Imagine this scenario: You are moving away and will not be coming back. You have less than 10 minutes to pack 10 items or people to take with you. For example, ‘shoes’ do not count as 1 item. A singular ‘pair of shoes’ counts an item. Siblings or parents do not count as 1 person. You have to be specific, my mother, my father, my brother, my cousin, my grandmother, etc… Take some time to decide what you need, but do it quickly there is not much time. Now due to a shortage of truck space, you must reduce what you can take to 5 items or people. Actually, the truck is even smaller than you thought. You must reduce what you bring to only 2.
What remains on your list? What were you able to bring with you? How did you decide what to bring? If this was difficult for you, imagine the difficulty of trying to do this as a child. This is a common scenario that many adopted children go through.

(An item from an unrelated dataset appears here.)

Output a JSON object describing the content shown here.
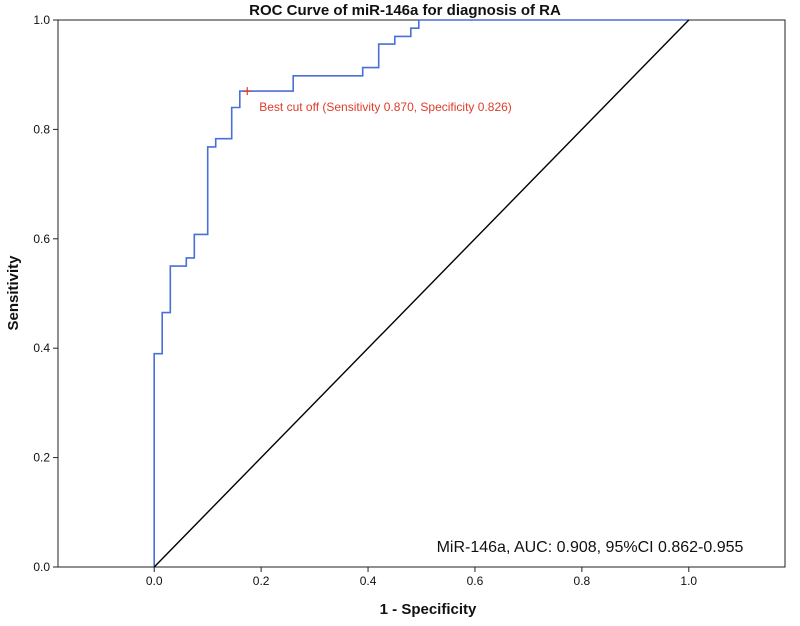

Adopted children experience many of the family of origin wounds that have been described before, parentification, favoritism, authoritarian or permissive parents, and more. With adopted children, there is an added layer of familial loss and grief on top of all of those wounds that the children may not even realize is there. Adopted children experience a family of origin wound before they understand what a family is. We commonly call these types of wounds ambiguous losses and disenfranchised grief.
What is Ambiguous Loss?
Ambiguous loss is defined as the grief or distress associated with a loss in which there is confusion or uncertainty about the person or relationship. For example, with a death comes a finality to a relationship. With adoption, the relationship is in a state of limbo. How do you mourn someone that is still alive but absent? When they know nothing about their birth parents/family, how do they know what to feel about them? Since they do not know what to do with these mixed emotions, it simply sits there as a weight in their minds and hearts. Should I feel sad? Should I be angry? Am I a bad child for not doing more?

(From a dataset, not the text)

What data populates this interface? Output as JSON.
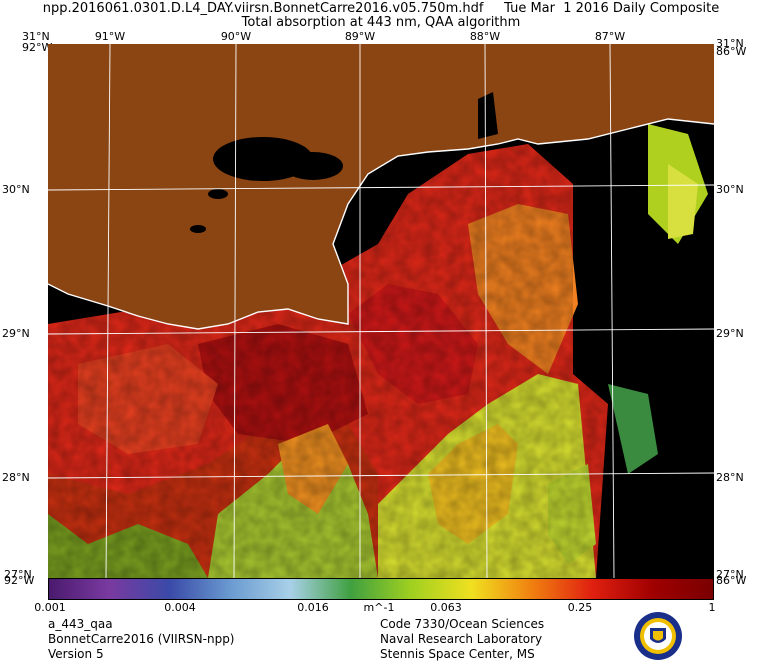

What is Disenfranchised Grief?
A type of grief that is not recognized by society. Disenfranchised grief is a hidden grief that experiences push back or isolation from others when someone attempts to mourn them due to the relationship or loss not being recognized as significant, the griever is denied the right to grieve, circumstances around the loss are stigmatized, or the way the person grieves conflicts with social expectations. Why would a child grieve leaving a toxic or unsafe situation with their birth family? Clearly, they are going to a better place! Why give the child a memorial of their previous family/life when it was negative? Little do people that say this know that the pain and loss children experience from situations like this is deeper and impactful than they realize.
Healing From Familial Loss and Grief Wounds
First, we need to identify and give space for what the child has lost. Help the child give voice to that ambiguity of the loss by naming it even though society may not typically see it as loss. Give your child the permission to grieve that loss without guilt. The message they may have received is that there is nothing to be sad or grieve about. They have a new family and they should be grateful! Sadly, this only buries the grief deeper and deeper. Give your child the space and permission that they can be sad and cry for these difficult losses. Healing from a family wound of loss for adopted children, is like healing from a sickness that they do not even realize is there or that they realize is a sickness to begin with.

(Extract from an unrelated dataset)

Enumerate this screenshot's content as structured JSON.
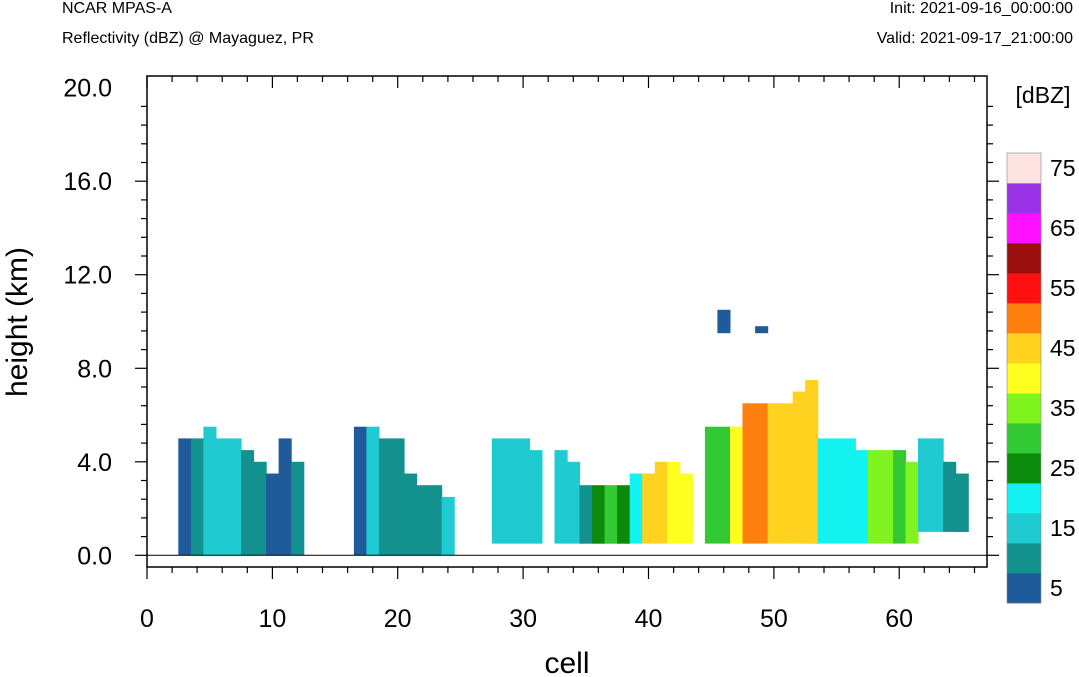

Next, commemorate these ambiguous losses by creating a ritual or memory just for them. No one gave them the opportunity to remember them, so now give them the chance to recognize them. Lastly, help them move on and heal by helping them understand how all of this loss integrates with who they are today. How has it shaped them? How has it impacted them? How has it influenced their decisions to be where they are today? Healing is when this loss is no longer a wound hiding deep within. It becomes a memory, albeit a painful one, that reminds us of who we are today and how we will live on.